Но и это ее не смущало.
— Будет слишком доставать — разведусь, — решила она.
Ей не хотелось ни о чем думать, пока они вместе. Что она в нем нашла, мальчик не понимал, но, обнимая его, она сходила с ума.
— Скорее, скорее! — торопила, раздевая. — Я хочу еще раз посмотреть на твое тело.
В постели она все делала сама. Перед мальчиком мелькало то рассерженное, то ласковое ее лицо, он только успевал поворачиваться.
— Ленишься, барбос? — спрашивала она между ласками. — Ну ленись, ленись, ленись.
Обстоятельства снова выбрали его, и гибкая воля мальчика им подчинилась. Она ему нравилась, она действовала так, что все становилось естественно и непреложно. Как и должно было быть.
Он не знал, любит ли ее, но от Абигель хорошо пахло, у нее были ухоженное, очень ловкое тело, короткие нежные белые волосы, и о том, что она знала, мальчик только догадывался.
У нее был мощный женский ум, какой принято называть мужским, но это ошибка, ни один из знакомых ему мужчин не мыслил так перспективно и цепко, как Абигель. Наверное, какие-то мужчины повлияли на нее, но к тому времени, как они встретились, влияние этих неизвестных для него мужчин она успела переварить и выплюнуть. Было ли их много — он тоже не знал. Абигель умела учиться… Ей нужна была Европа, чтобы выпутаться из американского провинциализма, как она говорила.
— В Америке слишком уютно, — повторяла она, — слишком.
И теперь готовилась обрушиться на Америку всей силой знаний, приобретенных в Париже.
Расчетливая, она ничего не жалела, если понимала, на что тратит. Даже праздной позволяла себе быть, когда праздность влекла за собой шлейф не изведанных ею ранее удовольствий.
Она так страстно любила его, что он боялся не выдержать и мысленно всегда призывал на помощь отца, когда занимался с Абигель любовью, отец так часто говорил о любви, таким грешником казался, кого же еще?
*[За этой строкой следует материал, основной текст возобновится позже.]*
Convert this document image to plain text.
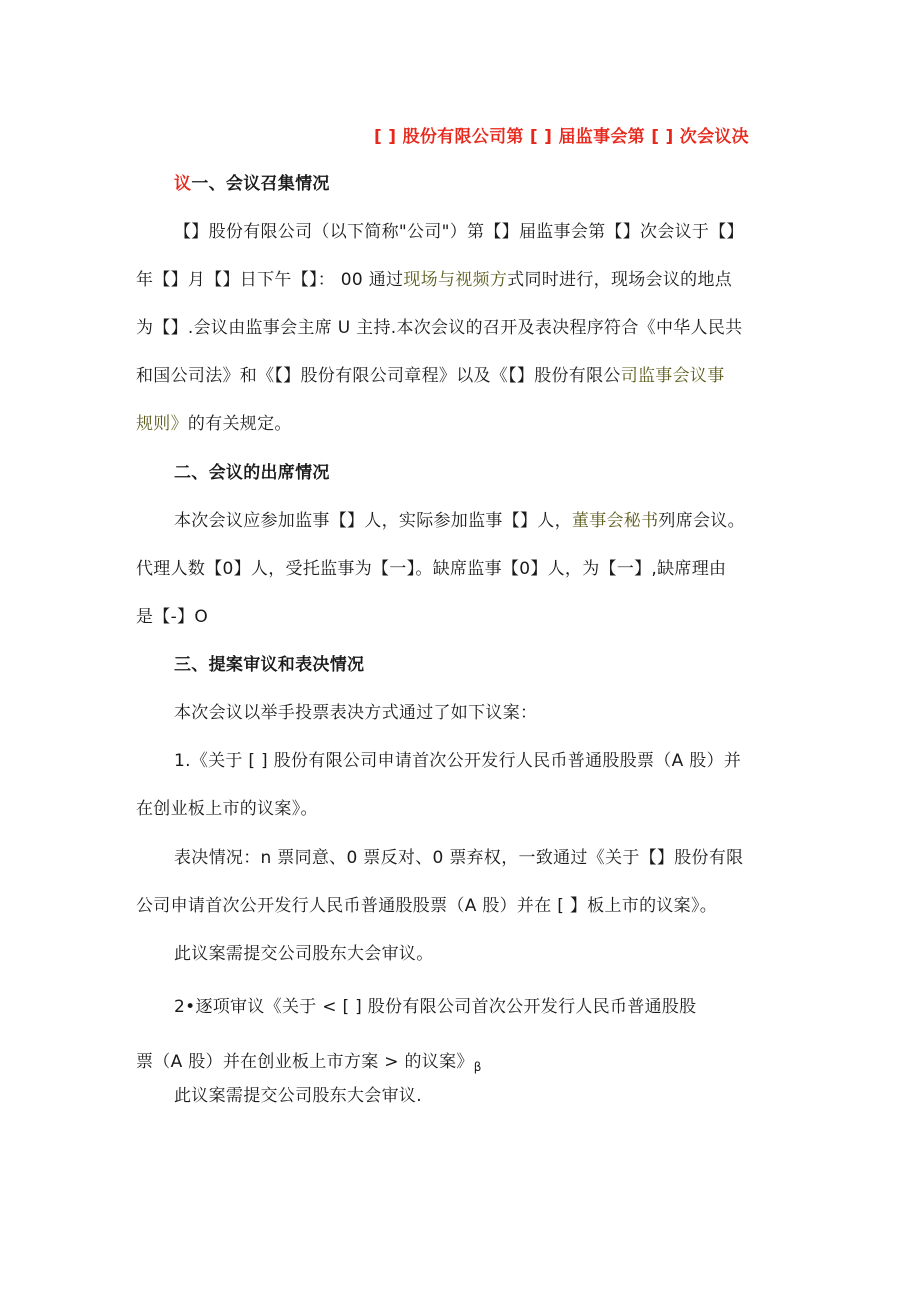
[ ] 股份有限公司第 [ ] 届监事会第 [ ] 次会议决
议一、会议召集情况
【】股份有限公司（以下简称"公司"）第【】届监事会第【】次会议于【】
年【】月【】日下午【】： 00 通过现场与视频方式同时进行，现场会议的地点
为【】.会议由监事会主席 U 主持.本次会议的召开及表决程序符合《中华人民共
和国公司法》和《【】股份有限公司章程》以及《【】股份有限公司监事会议事
规则》的有关规定。
二、会议的出席情况
本次会议应参加监事【】人，实际参加监事【】人，董事会秘书列席会议。
代理人数【0】人，受托监事为【一】。缺席监事【0】人，为【一】,缺席理由
是【-】O
三、提案审议和表决情况
本次会议以举手投票表决方式通过了如下议案：
1.《关于 [ ] 股份有限公司申请首次公开发行人民币普通股股票（A 股）并
在创业板上市的议案》。
表决情况：n 票同意、0 票反对、0 票弃权，一致通过《关于【】股份有限
公司申请首次公开发行人民币普通股股票（A 股）并在 [ 】板上市的议案》。
此议案需提交公司股东大会审议。
2•逐项审议《关于 < [ ] 股份有限公司首次公开发行人民币普通股股
票（A 股）并在创业板上市方案 > 的议案》$_\beta$
此议案需提交公司股东大会审议.
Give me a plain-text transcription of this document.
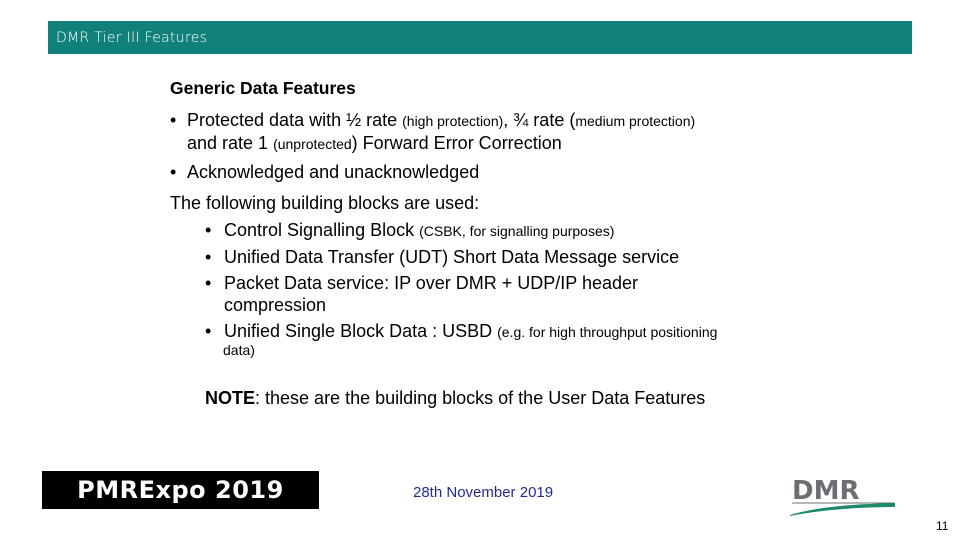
DMR Tier III Features
Generic Data Features
• Protected data with ½ rate (high protection), ¾ rate (medium protection)
and rate 1 (unprotected) Forward Error Correction
• Acknowledged and unacknowledged
The following building blocks are used:
• Control Signalling Block (CSBK, for signalling purposes)
• Unified Data Transfer (UDT) Short Data Message service
• Packet Data service: IP over DMR + UDP/IP header
compression
• Unified Single Block Data : USBD (e.g. for high throughput positioning
data)
NOTE: these are the building blocks of the User Data Features
PMRExpo 2019	28th November 2019	DMR
11
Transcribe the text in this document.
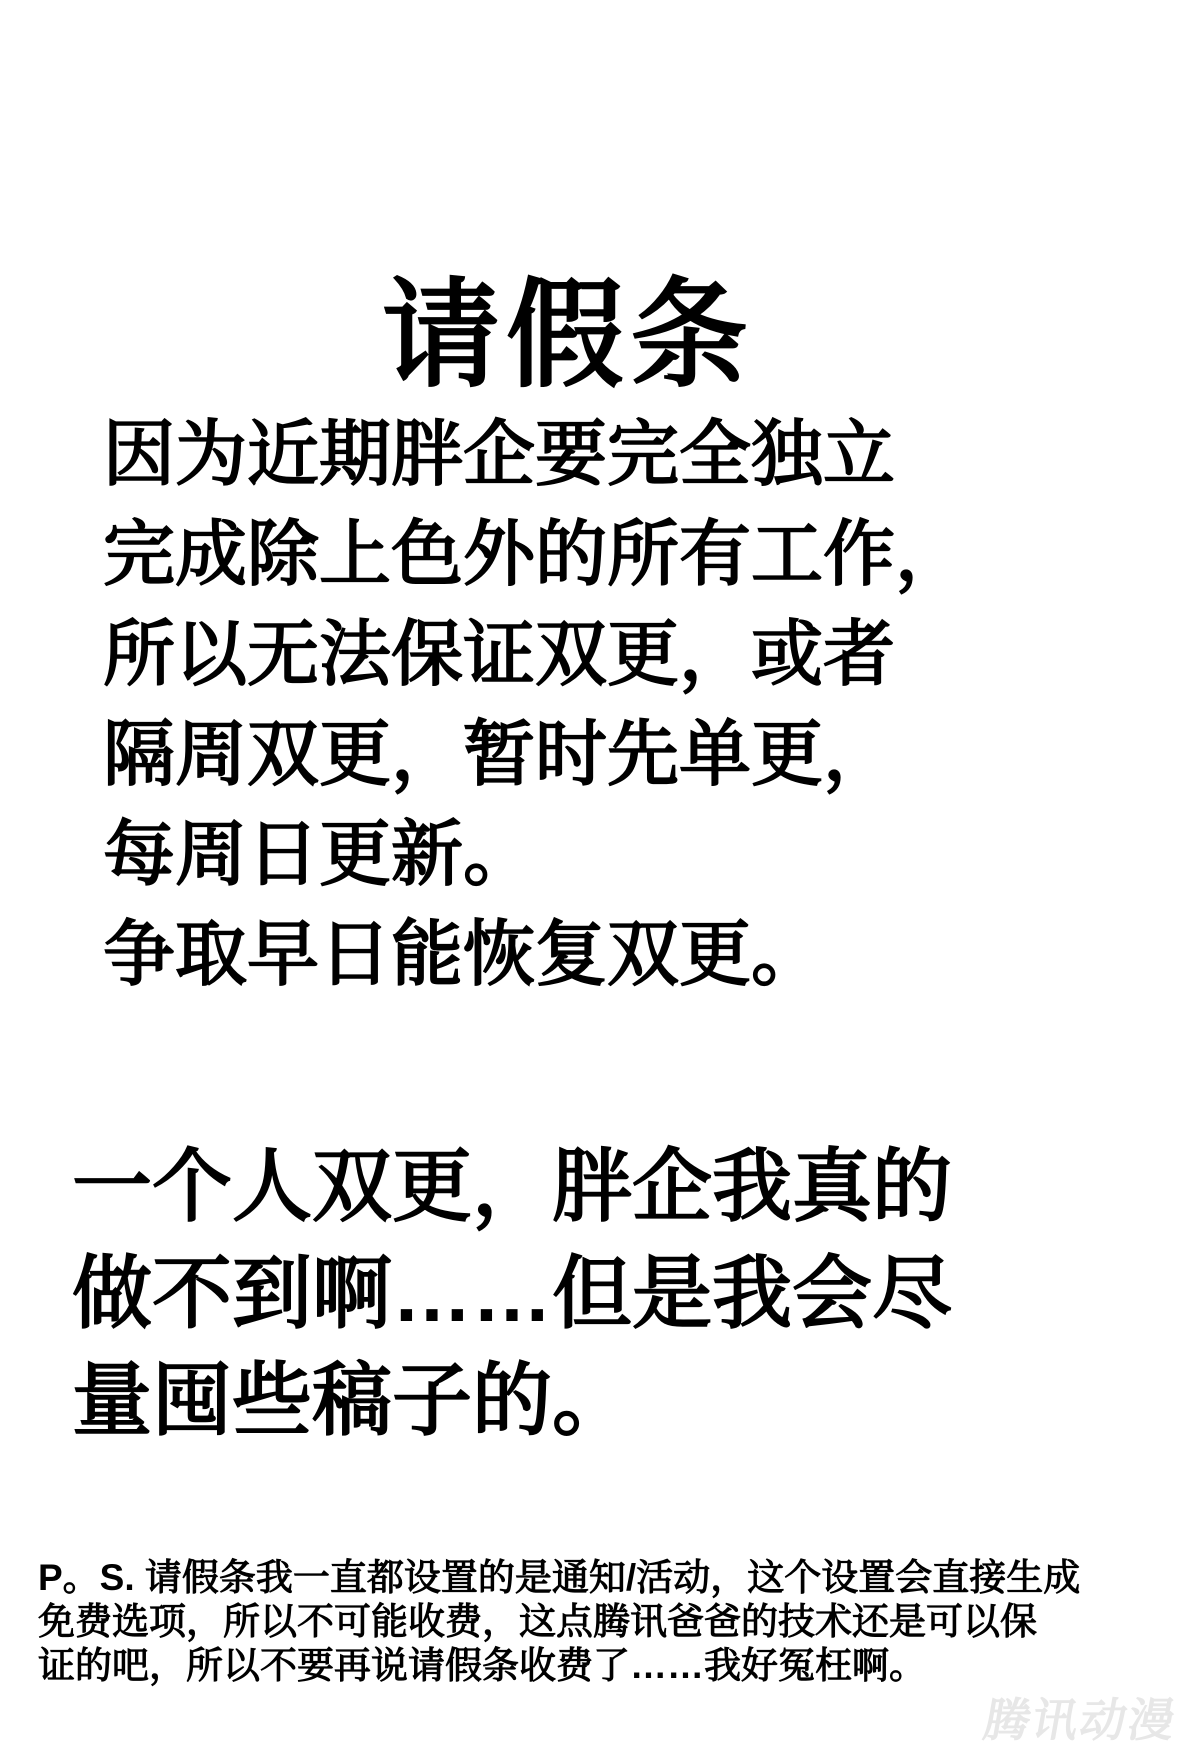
请假条
因为近期胖企要完全独立
完成除上色外的所有工作，
所以无法保证双更，或者
隔周双更，暂时先单更，
每周日更新。
争取早日能恢复双更。
一个人双更，胖企我真的
做不到啊……但是我会尽
量囤些稿子的。
P。S. 请假条我一直都设置的是通知/活动，这个设置会直接生成
免费选项，所以不可能收费，这点腾讯爸爸的技术还是可以保
证的吧，所以不要再说请假条收费了……我好冤枉啊。
腾讯动漫
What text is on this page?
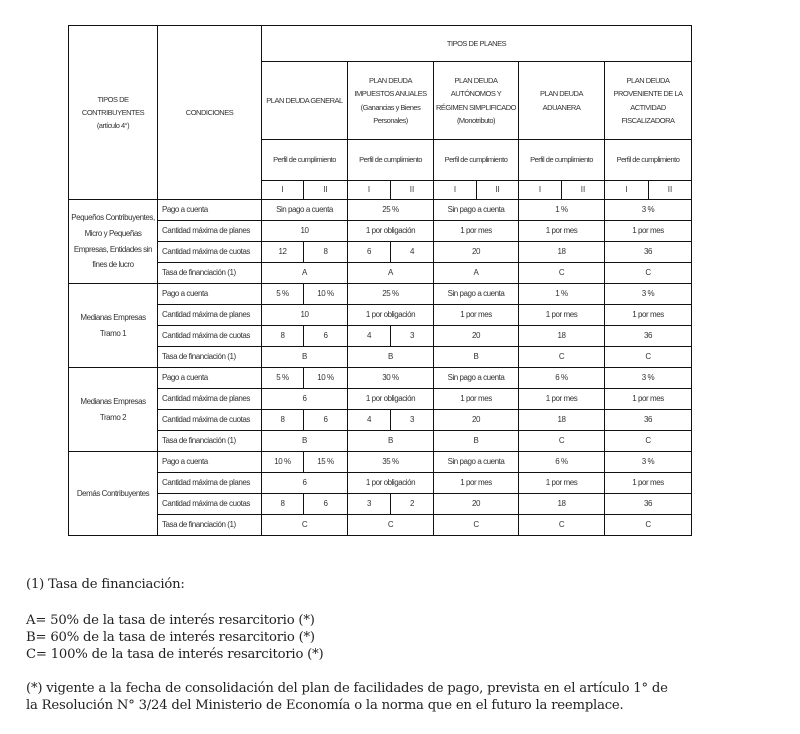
TIPOS DE CONTRIBUYENTES (artículo 4°)	CONDICIONES	TIPOS DE PLANES									
		PLAN DEUDA GENERAL		PLAN DEUDA IMPUESTOS ANUALES (Ganancias y Bienes Personales)		PLAN DEUDA AUTÓNOMOS Y RÉGIMEN SIMPLIFICADO (Monotributo)		PLAN DEUDA ADUANERA		PLAN DEUDA PROVENIENTE DE LA ACTIVIDAD FISCALIZADORA	
		Perfil de cumplimiento		Perfil de cumplimiento		Perfil de cumplimiento		Perfil de cumplimiento		Perfil de cumplimiento	
		I	II	I	II	I	II	I	II	I	II
Pequeños Contribuyentes, Micro y Pequeñas Empresas, Entidades sin fines de lucro	Pago a cuenta	Sin pago a cuenta		25 %		Sin pago a cuenta		1 %		3 %	
	Cantidad máxima de planes	10		1 por obligación		1 por mes		1 por mes		1 por mes	
	Cantidad máxima de cuotas	12	8	6	4	20		18		36	
	Tasa de financiación (1)	A		A		A		C		C	
Medianas Empresas Tramo 1	Pago a cuenta	5 %	10 %	25 %		Sin pago a cuenta		1 %		3 %	
	Cantidad máxima de planes	10		1 por obligación		1 por mes		1 por mes		1 por mes	
	Cantidad máxima de cuotas	8	6	4	3	20		18		36	
	Tasa de financiación (1)	B		B		B		C		C	
Medianas Empresas Tramo 2	Pago a cuenta	5 %	10 %	30 %		Sin pago a cuenta		6 %		3 %	
	Cantidad máxima de planes	6		1 por obligación		1 por mes		1 por mes		1 por mes	
	Cantidad máxima de cuotas	8	6	4	3	20		18		36	
	Tasa de financiación (1)	B		B		B		C		C	
Demás Contribuyentes	Pago a cuenta	10 %	15 %	35 %		Sin pago a cuenta		6 %		3 %	
	Cantidad máxima de planes	6		1 por obligación		1 por mes		1 por mes		1 por mes	
	Cantidad máxima de cuotas	8	6	3	2	20		18		36	
	Tasa de financiación (1)	C		C		C		C		C	

(1) Tasa de financiación:

A= 50% de la tasa de interés resarcitorio (*)

B= 60% de la tasa de interés resarcitorio (*)

C= 100% de la tasa de interés resarcitorio (*)

(*) vigente a la fecha de consolidación del plan de facilidades de pago, prevista en el artículo 1° de

la Resolución N° 3/24 del Ministerio de Economía o la norma que en el futuro la reemplace.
Так что отец и днем и ночью всегда находился рядом с ними.
А потом и сам, как всегда бегом, проездом, явился. Он хотел передать мальчику деньги, познакомиться с Абигель.
Мальчик никогда не видел Аби такой растерянной, она не знала, как вести себя с такими, как отец, художественные люди были ей недоступны, она вывела их за черту своих размышлений, в цифры они не укладывались и потому пугали.
Отец же в тот вечер был грустен и предупредителен. С той минуты, как вошел в дом, на Абигель он взглянул только один раз. Она тоже старалась не встречаться с ним взглядом.
И вообще вечер получился тихий — под музыку и полосы света с проплывавших по Сене мимо дома прогулочных кораблей. В его жизни что-то менялось, но он не вникал, что именно, и потому оставался спокойным.
Он видел, что отец удручен, когда пошел провожать, но сам ни о чем не расспрашивал. Отец мог сказать что-то сгоряча и спугнуть счастье.
— Все как-то не по-людски у нас, — сказал отец. — Я только сегодня понял, до чего ты еще ребенок, как нуждаешься в доме.
— А ты, папа?
— Я? Только в тебе. Люди делятся на «благодаря» и «вопреки». Благодаря одним — ты жив, вопреки другим — ты жив. Я привык спать в самолетах, поездах, на чужих простынях, я должен чувствовать, что меня несет куда-то, мама называла меня жильцом, и это правда. Я остановлюсь только вместе с миром.
В этот раз прощание было не таким пугающим, отец просунул руку в темноту, быстро погладил лицо сына и ушел не прощаясь.
Он ушел, а мальчик стоял на мосту Пон-Мари и думал о его словах, слишком страстных, чтобы быть правдой. Мальчик не знал — благодарить ли Бога, что он такой страстности не унаследовал, но, кажется, впервые в этот вечер понял маму.
Когда он вернулся, Аби сказала: «Какой рваный человек твой отец. У него в глазах что-то нехорошее. Может быть, смерть? У тебя совсем другие глаза».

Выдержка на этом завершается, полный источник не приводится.